Swiss International Airlines has confirmed it plans to spin off its regional European operations by setting up a subsidiary company.
Swiss, which is being acquired by Germany's Lufthansa, is under pressure from its new owner to cut costs.
The Swiss board approved the creation of Swiss European Airlines recently. The company name was registered with the authorities in September, and a request for an airline operating certificate has been lodged with the Federal Office for Civil Aviation.
Swiss announced on Monday that preparations were underway to set up the new carrier.
"The move will make a further contribution to enhancing Swiss' competitiveness, and should provide a basis for growth in the European services sector," it said in a statement.
Confirmation of the plans comes less than a month after Pieter Bouw, the chairman of Swiss until he stepped down in September, told swissinfo that the creation of Swiss European Airlines was "the only way forward".
The new airline should take to the skies by the end of the year. All Swiss' regional pilots will be transferred to the new carrier and cabin crew will be provided by the parent company.
Swiss European is expected to recruit its own staff at a later date and build up its own workforce, according to Swiss.
Wolfgang Mayrhuber, the chief executive of Lufthansa, told the SonntagsBlick newspaper that spinning off regional operations should help cut costs at Swiss. He said the airline had to become profitable as soon as possible.
"Swiss must break even next year and contribute positively to group profits by 2007," he said.
Swiss has been told to save SFr300 million ($235 million) net annually.
"All Lufthansa subsidiaries have the same task: make money and avoid wasting cash," said Mayrhuber.
Setting up a separate company for regional services has been on the cards for some time at Swiss. In May 2003 the company announced the creation of Swiss Express to compete with low-cost carriers.
But airline executives were soon forced to abandon plans to launch the new carrier following opposition from the unions.
"When we proposed this, the pilots' union was completely against it. We had to give in because we could not put everything at risk. A strike at that time would have meant death for the whole company," Bouw said last month.

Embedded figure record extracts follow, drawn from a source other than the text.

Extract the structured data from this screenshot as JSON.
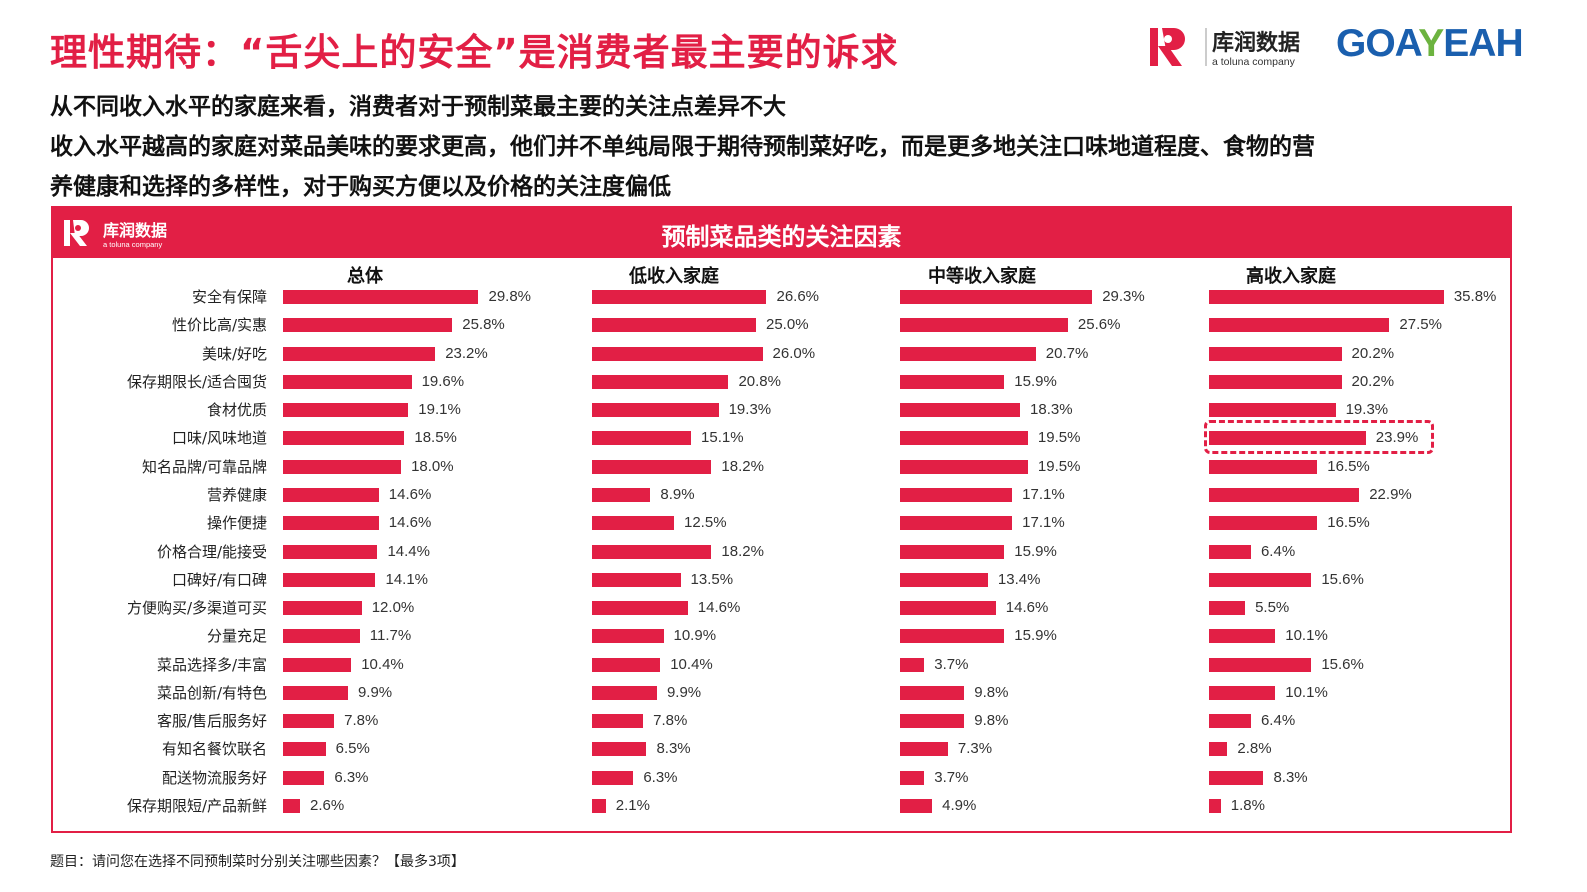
{
  "header": {
    "title": "理性期待：“舌尖上的安全”是消费者最主要的诉求",
    "subtitle_lines": [
      "从不同收入水平的家庭来看，消费者对于预制菜最主要的关注点差异不大",
      "收入水平越高的家庭对菜品美味的要求更高，他们并不单纯局限于期待预制菜好吃，而是更多地关注口味地道程度、食物的营",
      "养健康和选择的多样性，对于购买方便以及价格的关注度偏低"
    ],
    "logo_kurun": {
      "name": "库润数据",
      "tagline": "a toluna company"
    },
    "logo_goayeah": "GOAYEAH"
  },
  "colors": {
    "accent": "#e21f45",
    "text": "#111111"
  },
  "chart_data": {
    "type": "bar",
    "orientation": "horizontal",
    "title": "预制菜品类的关注因素",
    "unit": "%",
    "categories": [
      "安全有保障",
      "性价比高/实惠",
      "美味/好吃",
      "保存期限长/适合囤货",
      "食材优质",
      "口味/风味地道",
      "知名品牌/可靠品牌",
      "营养健康",
      "操作便捷",
      "价格合理/能接受",
      "口碑好/有口碑",
      "方便购买/多渠道可买",
      "分量充足",
      "菜品选择多/丰富",
      "菜品创新/有特色",
      "客服/售后服务好",
      "有知名餐饮联名",
      "配送物流服务好",
      "保存期限短/产品新鲜"
    ],
    "series": [
      {
        "name": "总体",
        "values": [
          29.8,
          25.8,
          23.2,
          19.6,
          19.1,
          18.5,
          18.0,
          14.6,
          14.6,
          14.4,
          14.1,
          12.0,
          11.7,
          10.4,
          9.9,
          7.8,
          6.5,
          6.3,
          2.6
        ]
      },
      {
        "name": "低收入家庭",
        "values": [
          26.6,
          25.0,
          26.0,
          20.8,
          19.3,
          15.1,
          18.2,
          8.9,
          12.5,
          18.2,
          13.5,
          14.6,
          10.9,
          10.4,
          9.9,
          7.8,
          8.3,
          6.3,
          2.1
        ]
      },
      {
        "name": "中等收入家庭",
        "values": [
          29.3,
          25.6,
          20.7,
          15.9,
          18.3,
          19.5,
          19.5,
          17.1,
          17.1,
          15.9,
          13.4,
          14.6,
          15.9,
          3.7,
          9.8,
          9.8,
          7.3,
          3.7,
          4.9
        ]
      },
      {
        "name": "高收入家庭",
        "values": [
          35.8,
          27.5,
          20.2,
          20.2,
          19.3,
          23.9,
          16.5,
          22.9,
          16.5,
          6.4,
          15.6,
          5.5,
          10.1,
          15.6,
          10.1,
          6.4,
          2.8,
          8.3,
          1.8
        ]
      }
    ],
    "highlight": {
      "series": "高收入家庭",
      "category": "口味/风味地道"
    }
  },
  "footer": "题目：请问您在选择不同预制菜时分别关注哪些因素？【最多3项】"
}
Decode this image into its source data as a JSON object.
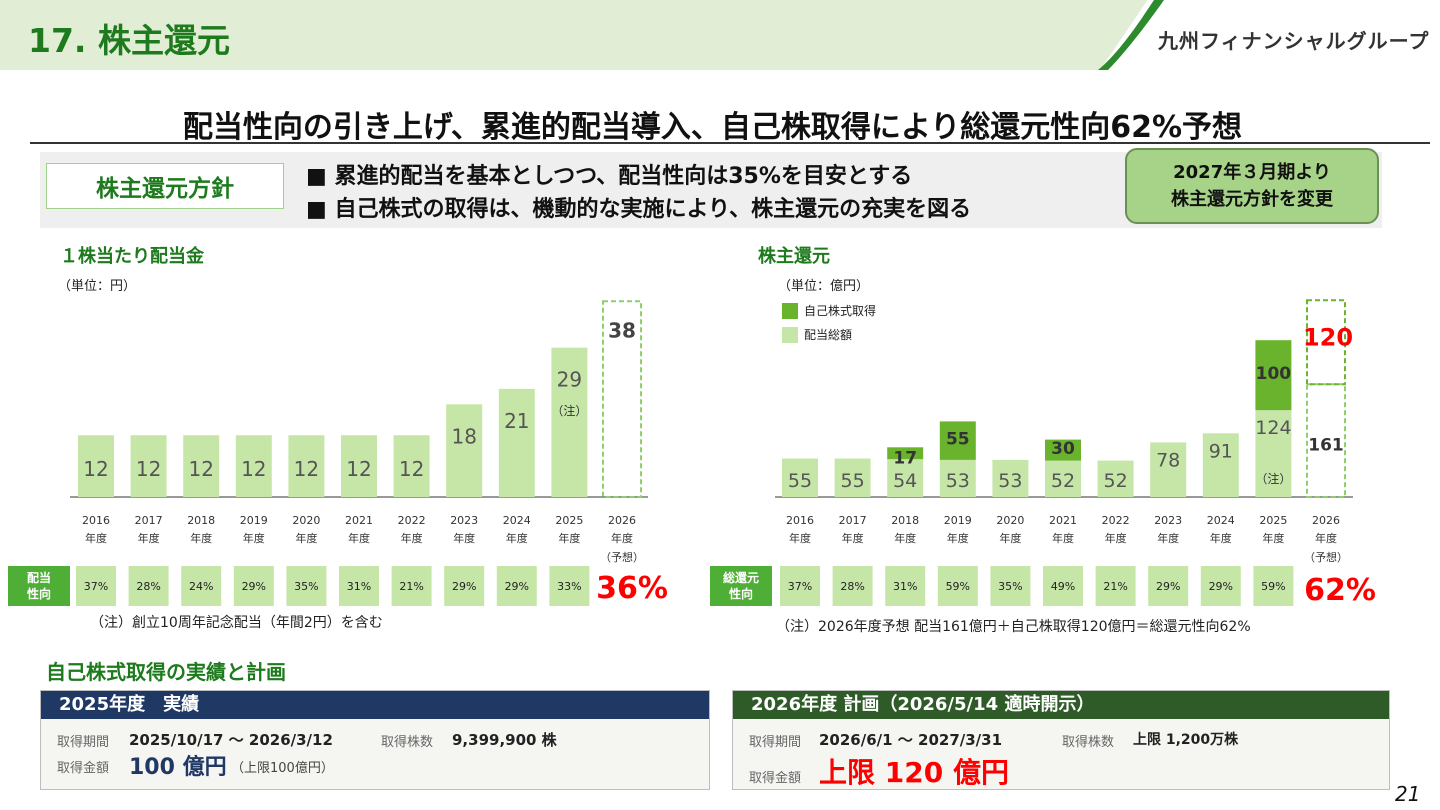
{
  "header": {
    "title": "17.  株主還元",
    "logo": "九州フィナンシャルグループ"
  },
  "headline": "配当性向の引き上げ、累進的配当導入、自己株取得により総還元性向62%予想",
  "policy": {
    "label": "株主還元方針",
    "bullets": [
      "■ 累進的配当を基本としつつ、配当性向は35%を目安とする",
      "■ 自己株式の取得は、機動的な実施により、株主還元の充実を図る"
    ],
    "change_line1": "2027年３月期より",
    "change_line2": "株主還元方針を変更"
  },
  "chart_data": [
    {
      "type": "bar",
      "title": "１株当たり配当金",
      "unit": "（単位：円）",
      "categories": [
        "2016",
        "2017",
        "2018",
        "2019",
        "2020",
        "2021",
        "2022",
        "2023",
        "2024",
        "2025",
        "2026"
      ],
      "category_suffix": "年度",
      "forecast_label": "（予想）",
      "values": [
        12,
        12,
        12,
        12,
        12,
        12,
        12,
        18,
        21,
        29,
        38
      ],
      "forecast_index": 10,
      "annotation": "（注）",
      "ratio_label_line1": "配当",
      "ratio_label_line2": "性向",
      "ratios": [
        "37%",
        "28%",
        "24%",
        "29%",
        "35%",
        "31%",
        "21%",
        "29%",
        "29%",
        "33%"
      ],
      "forecast_ratio": "36%",
      "note": "（注）創立10周年記念配当（年間2円）を含む",
      "colors": {
        "bar": "#c6e6a8",
        "forecast_border": "#8fcf6c",
        "ratio_box": "#c6e6a8",
        "ratio_label": "#4fae35",
        "forecast_ratio": "#ff0000"
      }
    },
    {
      "type": "bar",
      "stacked": true,
      "title": "株主還元",
      "unit": "（単位：億円）",
      "legend": [
        "自己株式取得",
        "配当総額"
      ],
      "categories": [
        "2016",
        "2017",
        "2018",
        "2019",
        "2020",
        "2021",
        "2022",
        "2023",
        "2024",
        "2025",
        "2026"
      ],
      "category_suffix": "年度",
      "forecast_label": "（予想）",
      "series": [
        {
          "name": "配当総額",
          "values": [
            55,
            55,
            54,
            53,
            53,
            52,
            52,
            78,
            91,
            124,
            161
          ]
        },
        {
          "name": "自己株式取得",
          "values": [
            0,
            0,
            17,
            55,
            0,
            30,
            0,
            0,
            0,
            100,
            120
          ]
        }
      ],
      "forecast_index": 10,
      "annotation": "（注）",
      "ratio_label_line1": "総還元",
      "ratio_label_line2": "性向",
      "ratios": [
        "37%",
        "28%",
        "31%",
        "59%",
        "35%",
        "49%",
        "21%",
        "29%",
        "29%",
        "59%"
      ],
      "forecast_ratio": "62%",
      "note": "（注）2026年度予想 配当161億円＋自己株取得120億円＝総還元性向62%",
      "colors": {
        "dividend": "#c6e6a8",
        "buyback": "#6ab42d",
        "forecast_border": "#8fcf6c",
        "forecast_buyback_label": "#ff0000",
        "ratio_box": "#c6e6a8",
        "ratio_label": "#4fae35",
        "forecast_ratio": "#ff0000"
      }
    }
  ],
  "buyback": {
    "title": "自己株式取得の実績と計画",
    "actual": {
      "header": "2025年度　実績",
      "period_label": "取得期間",
      "period": "2025/10/17 ～ 2026/3/12",
      "shares_label": "取得株数",
      "shares": "9,399,900 株",
      "amount_label": "取得金額",
      "amount": "100 億円",
      "amount_note": "（上限100億円）"
    },
    "plan": {
      "header": "2026年度  計画（2026/5/14 適時開示）",
      "period_label": "取得期間",
      "period": "2026/6/1 ～ 2027/3/31",
      "shares_label": "取得株数",
      "shares": "上限 1,200万株",
      "amount_label": "取得金額",
      "amount": "上限 120 億円"
    },
    "colors": {
      "actual_header": "#1f3864",
      "plan_header": "#2e5b27",
      "actual_amount": "#1f3864",
      "plan_amount": "#ff0000"
    }
  },
  "page_number": "21"
}
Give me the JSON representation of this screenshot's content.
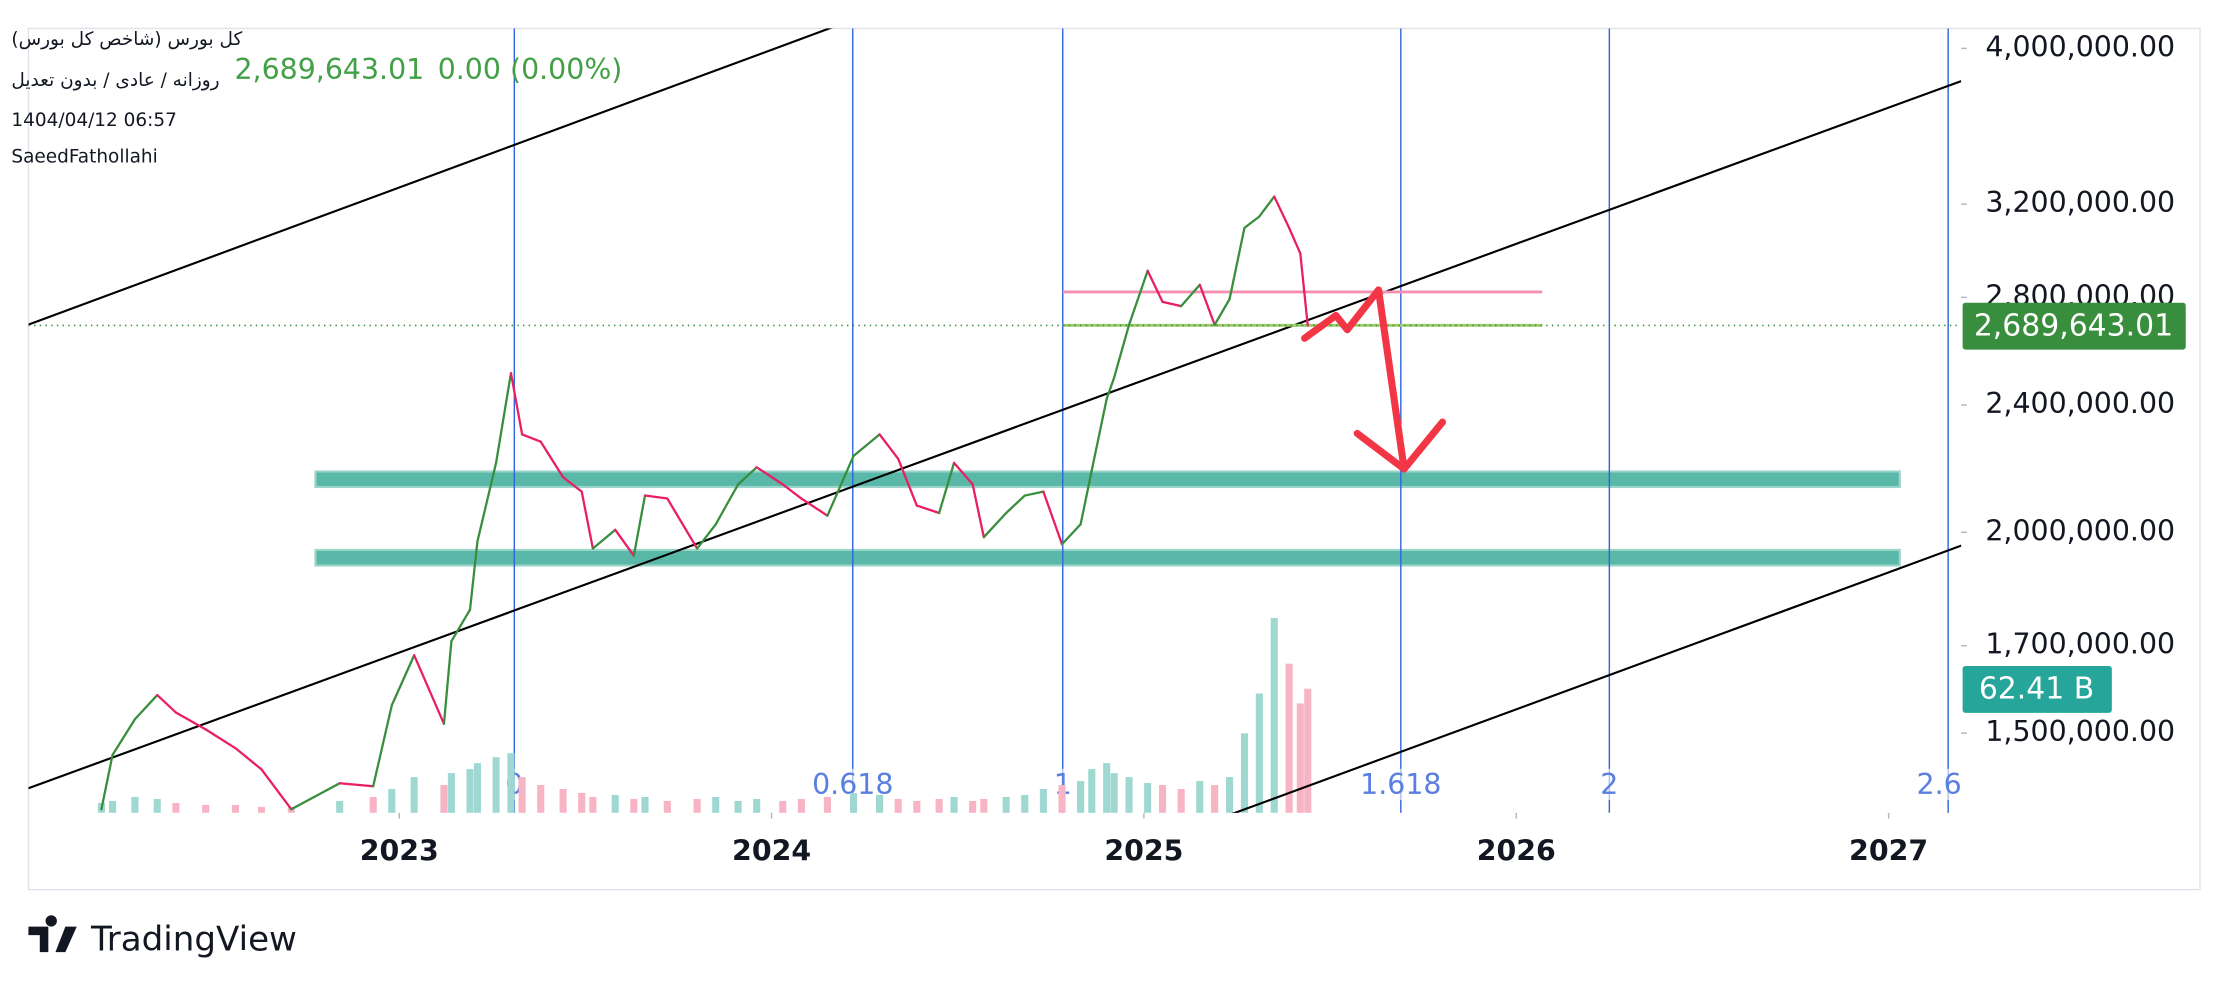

Swiss was launched in March 2002 following the amalgamation of regional carrier Crossair and the remains of national airline Swissair, which collapsed in 2001.
The airline is in the midst of reorganising its regional services after tripling its net loss during the first six months of the year. It is also facing an ongoing conflict with the Swiss Pilots union.
The former Crossair pilots, who feel they are getting a rough deal with the reorganisation, want any job cuts to be shared equally between themselves and the ex-Swissair pilots who fly on long-haul routes.
At the end of June, Swiss announced plans to cut its regional fleet from 35 to 24 aircraft by next summer. It will only keep its Avro-RJ jets, and rid itself of the Embraer 145 and Saab 2000 planes that carry less than 100 passengers.
The number of jobs that could be lost is still unclear. Around 100 pilots and 85 cabin crew are affected by the reorganisation.
The planned fleet reduction came on top of plans announced in January to cut between 800 and 1,000 jobs. At the end of June, Swiss employed 6,477 people.
swissinfo with agencies
Swiss had 133 aircraft and 10,000 full-time positions when it took to the skies on March 31, 2002.
In its first year of operations, the company recorded a SFr980-million loss. This was followed by losses of SFr687 million in 2003 and SFr140 million last year.
After different restructuring measures, Swiss now has 82 aircraft and approximately 6,500 full-time positions.